The US Federal Reserve under Janet Yellen succeeded last night in raising rates and getting a positive market response. The S&P 500, which had risen before the rate move was announced, was up a further 1% after the rate rise closing up 1.4% on the day. This was despite the recent falls in the oil price, ongoing China concerns, Argentina’s devaluation of its currency and Brazil being downgraded below investment grade.
Janet Yellen had prepared the market well. The upward revision of growth expectations and the reference to only gradual rate rises helped. Far Eastern markets have welcomed the news also rising and FTSE futures are indicating a positive opening in London (FTSE 100 December Future up ~86 as I write). 10 year US treasury yields were virtually unchanged after the announcements and there is likely to be little knock on effect on the Gilt market.
The last US rate rising cycle was between June 2004 and June 2006 when the Fed raised rates from 1% to 5.25% moving in steady 0.25% moves. During this time the S&P 500 returned 15%. At the start of the cycle consumer prices were rising at over 3% but at this time the December 2016 CPI showed a rise of only 0.5%, even core inflation ex food and energy was only 2%.

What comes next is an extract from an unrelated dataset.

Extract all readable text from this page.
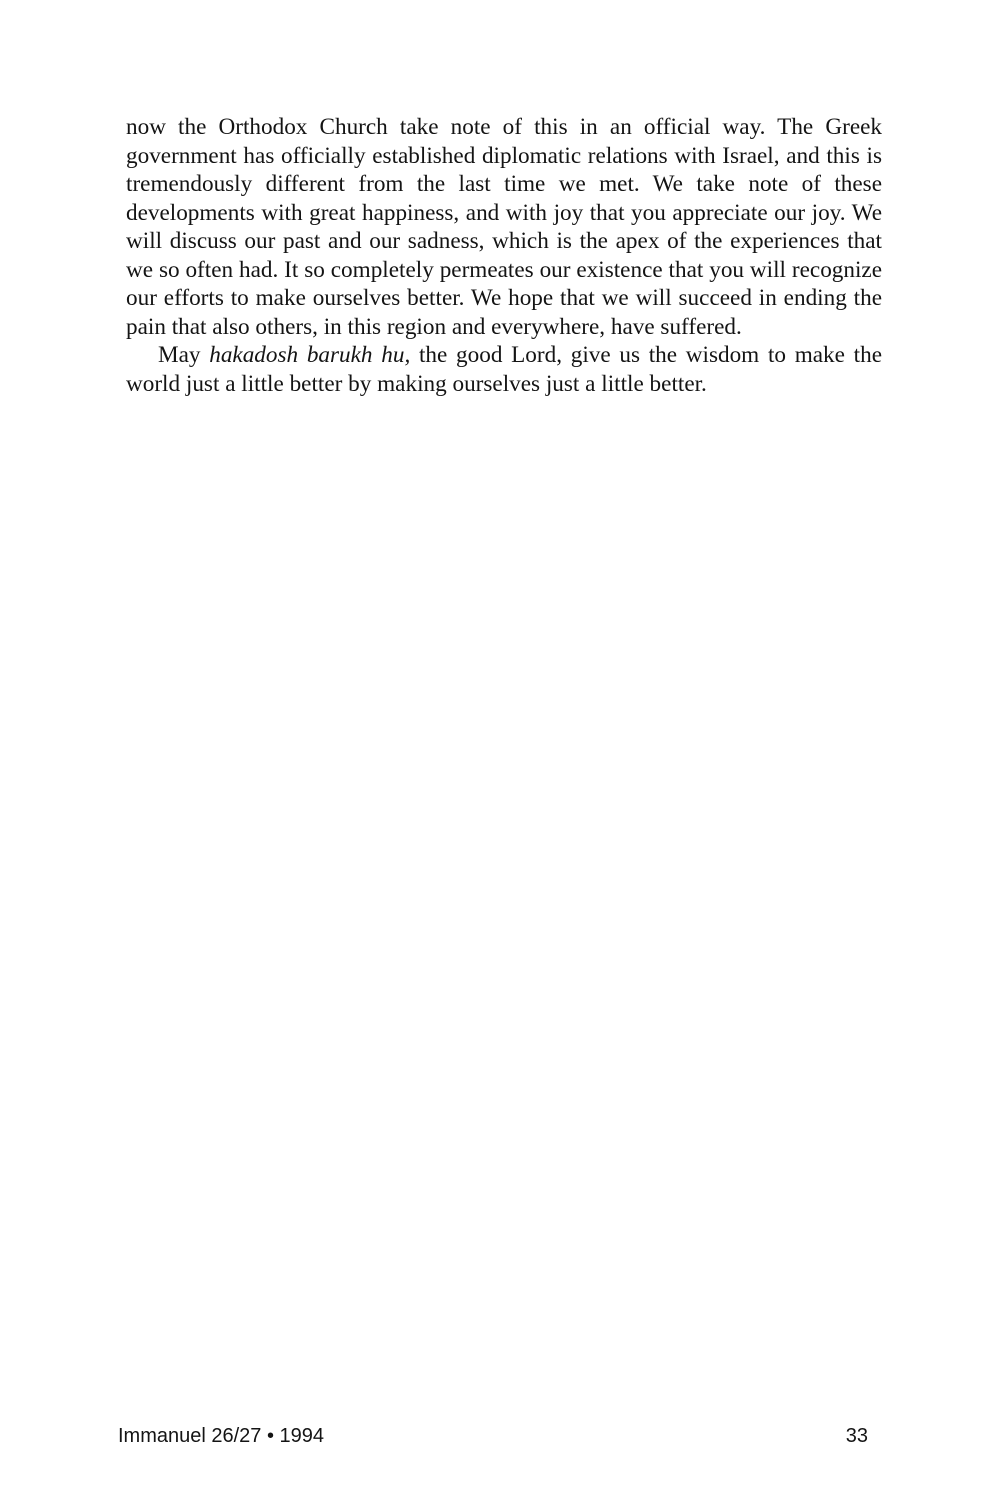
now the Orthodox Church take note of this in an official way. The Greek government has officially established diplomatic relations with Israel, and this is tremendously different from the last time we met. We take note of these developments with great happiness, and with joy that you appreciate our joy. We will discuss our past and our sadness, which is the apex of the experiences that we so often had. It so completely permeates our existence that you will recognize our efforts to make ourselves better. We hope that we will succeed in ending the pain that also others, in this region and everywhere, have suffered.

May hakadosh barukh hu, the good Lord, give us the wisdom to make the world just a little better by making ourselves just a little better.

Immanuel 26/27 • 1994	33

The Fed has indicated that they will be looking for signs of a inflation picking up for further rate rises. The so called dot plot of rate expectations shows their expectation for next year is for three to four more rises. I believe even this gradual rate may be steeper than what we actually get. The futures market currently prices an expectation of two rate rise next year.
I have no doubt that Mark Carney would also like to prepare the markets for a rate rise in the UK but will have to wait for some time to be able to move. The Bank of England have a 2% inflation target but with CPI well below this level and continued negative rates in Europe, it is hard to see a move here until the second half of next year at the earliest.
Overall we can maintain our positive stance on Equity markets into the year end.